Well, actually, that too is more complicate­d than it sounds. When you actually look at our spending, you see that even before the Affordable Care Act, America spent more on its government systems as a percentage of GDP than many of the comparison countries we’re supposed to emulate — this to cover a fraction of the population. Somehow, getting the government involved did not make U.S. health care cheap.

That’s because policy is path-dependent: What you did yesterday determines what you can do today. No government system in the world has actually lowered health-care costs on any sustained basis, absent something like the Greek financial crisis that forces a sudden and drastic reduction in government spending. Lowering health-care spending means denying treatments, closing hospitals and cutting provider salaries. Politicall­y, this has proven impossible.

What you can perhaps do is control future cost growth better. Europe’s health care systems may have done a better job of preventing costs from getting so high in the first place.

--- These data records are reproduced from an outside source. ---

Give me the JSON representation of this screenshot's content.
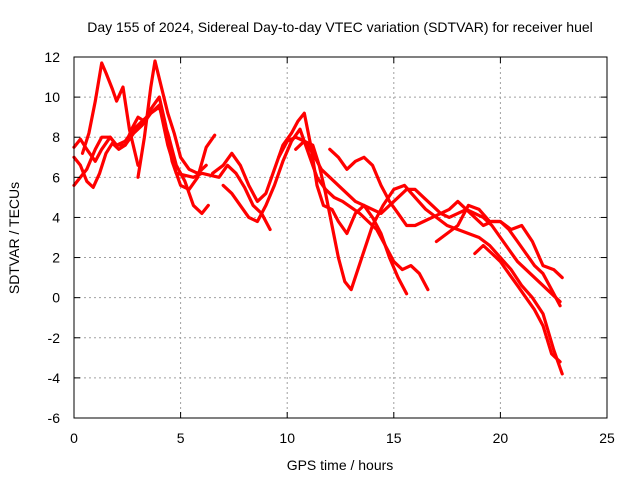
{
  "chart_data": {
    "type": "line",
    "title": "Day 155 of 2024, Sidereal Day-to-day VTEC variation (SDTVAR) for receiver huel",
    "xlabel": "GPS time / hours",
    "ylabel": "SDTVAR / TECUs",
    "xlim": [
      0,
      25
    ],
    "ylim": [
      -6,
      12
    ],
    "xticks": [
      "0",
      "5",
      "10",
      "15",
      "20",
      "25"
    ],
    "yticks": [
      "-6",
      "-4",
      "-2",
      "0",
      "2",
      "4",
      "6",
      "8",
      "10",
      "12"
    ],
    "grid": true,
    "color": "#ff0000",
    "series": [
      {
        "name": "s1",
        "x": [
          0.0,
          0.3,
          0.6,
          1.0,
          1.3,
          1.7,
          2.0,
          2.4,
          2.8,
          3.2,
          3.6,
          4.0,
          4.4,
          4.8,
          5.2,
          5.6,
          6.0,
          6.4,
          6.8,
          7.2,
          7.6,
          8.0,
          8.4,
          8.8,
          9.2
        ],
        "y": [
          7.5,
          7.9,
          7.4,
          6.8,
          7.4,
          8.0,
          7.6,
          7.8,
          8.4,
          8.8,
          9.2,
          9.6,
          7.6,
          6.2,
          6.1,
          6.0,
          6.2,
          6.1,
          6.0,
          6.6,
          6.2,
          5.5,
          4.6,
          4.2,
          3.4
        ]
      },
      {
        "name": "s2",
        "x": [
          0.0,
          0.3,
          0.6,
          1.0,
          1.3,
          1.7,
          2.0,
          2.4,
          2.8,
          3.2,
          3.6,
          4.0,
          4.4,
          4.8,
          5.2,
          5.6,
          6.0,
          6.3
        ],
        "y": [
          5.6,
          6.0,
          6.4,
          7.4,
          8.0,
          8.0,
          7.6,
          7.6,
          8.2,
          8.6,
          9.2,
          9.5,
          8.2,
          6.6,
          5.8,
          4.6,
          4.2,
          4.6
        ]
      },
      {
        "name": "s3",
        "x": [
          0.0,
          0.3,
          0.6,
          0.9,
          1.2,
          1.5,
          1.8,
          2.1,
          2.4,
          2.7,
          3.0,
          3.3,
          3.6,
          4.0,
          4.3,
          4.6,
          5.0,
          5.4,
          5.8,
          6.2,
          6.6
        ],
        "y": [
          7.0,
          6.6,
          5.8,
          5.5,
          6.2,
          7.2,
          7.7,
          7.4,
          7.6,
          8.4,
          9.0,
          8.8,
          9.4,
          10.0,
          8.6,
          6.8,
          5.6,
          5.4,
          6.0,
          7.5,
          8.1
        ]
      },
      {
        "name": "s4",
        "x": [
          0.4,
          0.7,
          1.0,
          1.3,
          1.5,
          1.8,
          2.0,
          2.3,
          2.6,
          3.0
        ],
        "y": [
          7.2,
          8.2,
          9.8,
          11.7,
          11.2,
          10.4,
          9.8,
          10.5,
          8.4,
          6.6
        ]
      },
      {
        "name": "s5",
        "x": [
          3.0,
          3.3,
          3.6,
          3.8,
          4.1,
          4.4,
          4.7,
          5.0,
          5.4,
          5.8,
          6.2
        ],
        "y": [
          6.0,
          8.0,
          10.5,
          11.8,
          10.5,
          9.2,
          8.2,
          7.0,
          6.4,
          6.2,
          6.6
        ]
      },
      {
        "name": "s6",
        "x": [
          6.5,
          7.0,
          7.4,
          7.8,
          8.2,
          8.6,
          9.0,
          9.4,
          9.8,
          10.2,
          10.5,
          10.8,
          11.1,
          11.4,
          11.7,
          12.1,
          12.4,
          12.8,
          13.2,
          13.6,
          14.0,
          14.4,
          14.8,
          15.2,
          15.6
        ],
        "y": [
          6.2,
          6.6,
          7.2,
          6.6,
          5.6,
          4.8,
          5.2,
          6.4,
          7.6,
          8.2,
          8.8,
          9.2,
          7.6,
          5.6,
          4.6,
          4.4,
          3.8,
          3.2,
          4.2,
          4.6,
          4.0,
          3.2,
          2.0,
          1.0,
          0.2
        ]
      },
      {
        "name": "s7",
        "x": [
          7.0,
          7.4,
          7.8,
          8.2,
          8.6,
          9.0,
          9.4,
          9.8,
          10.2,
          10.6,
          11.0,
          11.4,
          11.8,
          12.2,
          12.6,
          13.0,
          13.4,
          13.8,
          14.2,
          14.6,
          15.0,
          15.4,
          15.8,
          16.2,
          16.6
        ],
        "y": [
          5.6,
          5.2,
          4.6,
          4.0,
          3.8,
          4.6,
          5.6,
          6.8,
          7.8,
          8.4,
          7.2,
          6.0,
          5.4,
          5.0,
          4.8,
          4.5,
          4.2,
          3.8,
          3.4,
          2.6,
          1.8,
          1.4,
          1.6,
          1.2,
          0.4
        ]
      },
      {
        "name": "s8",
        "x": [
          9.6,
          10.0,
          10.4,
          10.8,
          11.2,
          11.6,
          12.0,
          12.4,
          12.8,
          13.2,
          13.6,
          14.0,
          14.4,
          14.8,
          15.2,
          15.6,
          16.0,
          16.4,
          16.8,
          17.2,
          17.6,
          18.0,
          18.4,
          18.8,
          19.2,
          19.6,
          20.0,
          20.4,
          20.8,
          21.2,
          21.6,
          22.0,
          22.4,
          22.8
        ],
        "y": [
          7.0,
          7.8,
          8.0,
          7.8,
          7.2,
          6.4,
          6.0,
          5.6,
          5.2,
          4.8,
          4.6,
          4.4,
          4.2,
          4.6,
          5.0,
          5.4,
          5.4,
          5.0,
          4.6,
          4.2,
          4.0,
          4.2,
          4.4,
          4.2,
          4.0,
          3.6,
          3.0,
          2.4,
          1.8,
          1.4,
          1.0,
          0.6,
          0.2,
          -0.2
        ]
      },
      {
        "name": "s9",
        "x": [
          10.4,
          10.8,
          11.2,
          11.5,
          11.8,
          12.1,
          12.4,
          12.7,
          13.0,
          13.5,
          14.0,
          14.5,
          15.0,
          15.5,
          16.0,
          16.5,
          17.0,
          17.5,
          18.0,
          18.5,
          19.0,
          19.5,
          20.0,
          20.5,
          21.0,
          21.5,
          22.0,
          22.5,
          22.9
        ],
        "y": [
          7.4,
          7.8,
          7.6,
          6.6,
          5.2,
          3.6,
          2.0,
          0.8,
          0.4,
          2.0,
          3.6,
          4.6,
          5.4,
          5.6,
          5.0,
          4.4,
          4.0,
          3.6,
          3.4,
          3.2,
          3.0,
          2.6,
          2.0,
          1.4,
          0.6,
          0.0,
          -0.8,
          -2.6,
          -3.8
        ]
      },
      {
        "name": "s10",
        "x": [
          12.0,
          12.4,
          12.8,
          13.2,
          13.6,
          14.0,
          14.4,
          14.8,
          15.2,
          15.6,
          16.0,
          16.4,
          16.8,
          17.2,
          17.6,
          18.0,
          18.4,
          18.8,
          19.2,
          19.6,
          20.0,
          20.4,
          20.8,
          21.2,
          21.6,
          22.0,
          22.4,
          22.8
        ],
        "y": [
          7.4,
          7.0,
          6.4,
          6.8,
          7.0,
          6.6,
          5.6,
          4.8,
          4.2,
          3.6,
          3.6,
          3.8,
          4.0,
          4.2,
          4.4,
          4.8,
          4.4,
          4.0,
          3.6,
          3.8,
          3.8,
          3.4,
          2.8,
          2.2,
          1.6,
          1.2,
          0.4,
          -0.4
        ]
      },
      {
        "name": "s11",
        "x": [
          17.0,
          17.5,
          18.0,
          18.5,
          19.0,
          19.5,
          20.0,
          20.5,
          21.0,
          21.5,
          22.0,
          22.5,
          22.9
        ],
        "y": [
          2.8,
          3.2,
          3.6,
          4.6,
          4.4,
          3.8,
          3.8,
          3.4,
          3.6,
          2.8,
          1.6,
          1.4,
          1.0
        ]
      },
      {
        "name": "s12",
        "x": [
          18.8,
          19.2,
          19.6,
          20.0,
          20.4,
          20.8,
          21.2,
          21.6,
          22.0,
          22.4,
          22.8
        ],
        "y": [
          2.2,
          2.6,
          2.2,
          1.8,
          1.2,
          0.6,
          0.0,
          -0.6,
          -1.4,
          -2.8,
          -3.2
        ]
      }
    ]
  }
}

But even here in the United States, we don’t have a cost growth problem. Looking at our health-care-cost growth for the most recent six years, you see that spending as a percentage of GDP was basically flat from 2009 to 2013, then rose 0.5 percent in the two years after Obamacare kicked in. These numbers are quite comparable to OECD competitor nations, and better than some, such as Britain and Switzerlan­d, even though we undertook a massive expansion of government health-care coverage. We aren’t a nation that has a cost-growth problem; we’re a nation that had a problem a couple of decades ago, when we failed to keep costs from outpacing the hog-wild inflation of the 1970s. Which means that we

can’t even hope to get our costs down in the future, relative to other countries, by switching to a more government-driven system now, as many people have suggested when I pointed this out.

Why are memes like this so compelling? Because they’re easy. But the whole truth is not so easy. And solutions for Americans’ health-care complaints? Those are really hard.

Megan McArdle is a Bloomberg View columnist. She wrote for the Daily Beast, Newsweek, the Atlantic and the Economist and founded the blog Asymmetric­al Informatio­n.